Tatiana Dahmer: Há um desconhecimento generalizado. ONG é, na verdade, um termo político. Dentro do nicho das entidades sem fins lucrativos podem existir fundações, associações e associações religiosas. Uma tentativa de definição resultou nas Organizações da Sociedade Civil de Interesse Público (OSCIPs), que diferem das ONGs por permitir a remuneração de diretores. Mas toda a legislação a respeito é antiga e contraditória, enquanto há diversos projetos de leis não votados.
CC: A situação atual, de repasses milionários sem controle, é fruto do crescimento do Terceiro Setor. Como isso se deu?
TD: Todo o debate sobre Terceiro Setor vem de um viés liberal norte-americano, que parte do princípio de estado mínimo. A Abong surgiu em 1990 para construir a identidade das ONG. Na nossa concepção, ONG não é caridade, não é marketing social, não tem que fazer o papel do estado. Defendemos, por exemplo, que o Instituto Nacional do Câncer tenha condições de cuidar de crianças, sem depender da Fundação Ronald McDonalds. Para a Abong, ONGs são associações civis envolvidas na luta por direitos.
CC: O que origina o descontrole de verbas públicas?
TD: Há a questão da falta de identidade das ONGs, e há o problema concreto do mau uso. Existe muita má-fé. Este é um universo caudaloso, e por isso não se pode generalizar. Imagine que há pelo menos 9 formas de repasse de dinheiro para a sociedade, e todas podem ser burladas.

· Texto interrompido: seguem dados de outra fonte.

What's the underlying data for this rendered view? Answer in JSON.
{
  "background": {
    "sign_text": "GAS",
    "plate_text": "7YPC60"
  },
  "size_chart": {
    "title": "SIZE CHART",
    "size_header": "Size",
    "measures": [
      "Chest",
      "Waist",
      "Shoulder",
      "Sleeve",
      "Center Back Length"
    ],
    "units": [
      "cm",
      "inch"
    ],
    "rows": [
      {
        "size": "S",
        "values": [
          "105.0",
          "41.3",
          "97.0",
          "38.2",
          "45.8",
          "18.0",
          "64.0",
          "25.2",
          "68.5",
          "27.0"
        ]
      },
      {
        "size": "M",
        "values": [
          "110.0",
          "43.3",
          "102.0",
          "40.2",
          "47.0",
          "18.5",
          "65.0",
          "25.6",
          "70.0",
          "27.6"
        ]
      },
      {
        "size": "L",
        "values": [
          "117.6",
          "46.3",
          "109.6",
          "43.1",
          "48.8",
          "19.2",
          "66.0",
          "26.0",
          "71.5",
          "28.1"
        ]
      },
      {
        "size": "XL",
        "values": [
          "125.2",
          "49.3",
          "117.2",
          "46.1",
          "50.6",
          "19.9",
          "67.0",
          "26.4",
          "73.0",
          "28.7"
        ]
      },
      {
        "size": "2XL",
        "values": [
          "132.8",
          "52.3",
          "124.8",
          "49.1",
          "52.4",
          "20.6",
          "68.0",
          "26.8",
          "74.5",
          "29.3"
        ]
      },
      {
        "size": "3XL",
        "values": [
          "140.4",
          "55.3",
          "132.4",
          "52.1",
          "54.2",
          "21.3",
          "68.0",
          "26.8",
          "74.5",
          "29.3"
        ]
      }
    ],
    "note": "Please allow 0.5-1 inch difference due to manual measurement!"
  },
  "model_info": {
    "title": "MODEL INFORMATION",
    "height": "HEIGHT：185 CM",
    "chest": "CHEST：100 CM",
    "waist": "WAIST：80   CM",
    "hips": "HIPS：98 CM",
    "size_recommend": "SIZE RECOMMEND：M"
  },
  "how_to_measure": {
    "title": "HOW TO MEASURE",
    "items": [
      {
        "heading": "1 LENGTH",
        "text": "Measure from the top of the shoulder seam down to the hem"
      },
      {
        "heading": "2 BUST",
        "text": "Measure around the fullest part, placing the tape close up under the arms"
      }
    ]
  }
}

CC: Como deve ser a relação do estado com as ONGs?
TD: ONG não tem que executar política pública. Se o estado tem problemas, pode usar uma ONG como modelo de política pública, e não simplesmente se eximir da responsabilidade e passá-la para a ONG. A Abong defende que os conselhos de políticas públicas funcionem. Há um debate importante sobre modelo de desenvolvimento que deve ser feito. A matriz do problema é não se discutir a distribuição de recursos públicos.
CC: O que esperar da CPI das ONGs?
TD: As denúncias têm de ser apuradas. Mas é preciso diferenciar má-fé de irregularidade por conta do excesso de burocratização e de particularidades regionais, como, por exemplo, o fato de um barqueiro na floresta não tem CNPJ. Hoje somente ONGs com ampla estrutura contábil alcançam os recursos públicos. É importante que se construa uma regulação que trate organizações de tipos e portes diferentes. E é fundamental não criminalizar as ONGs. A regulação tem de ser sobre o dinheiro público, e não sobre o direito constitucional da sociedade civil se organizar.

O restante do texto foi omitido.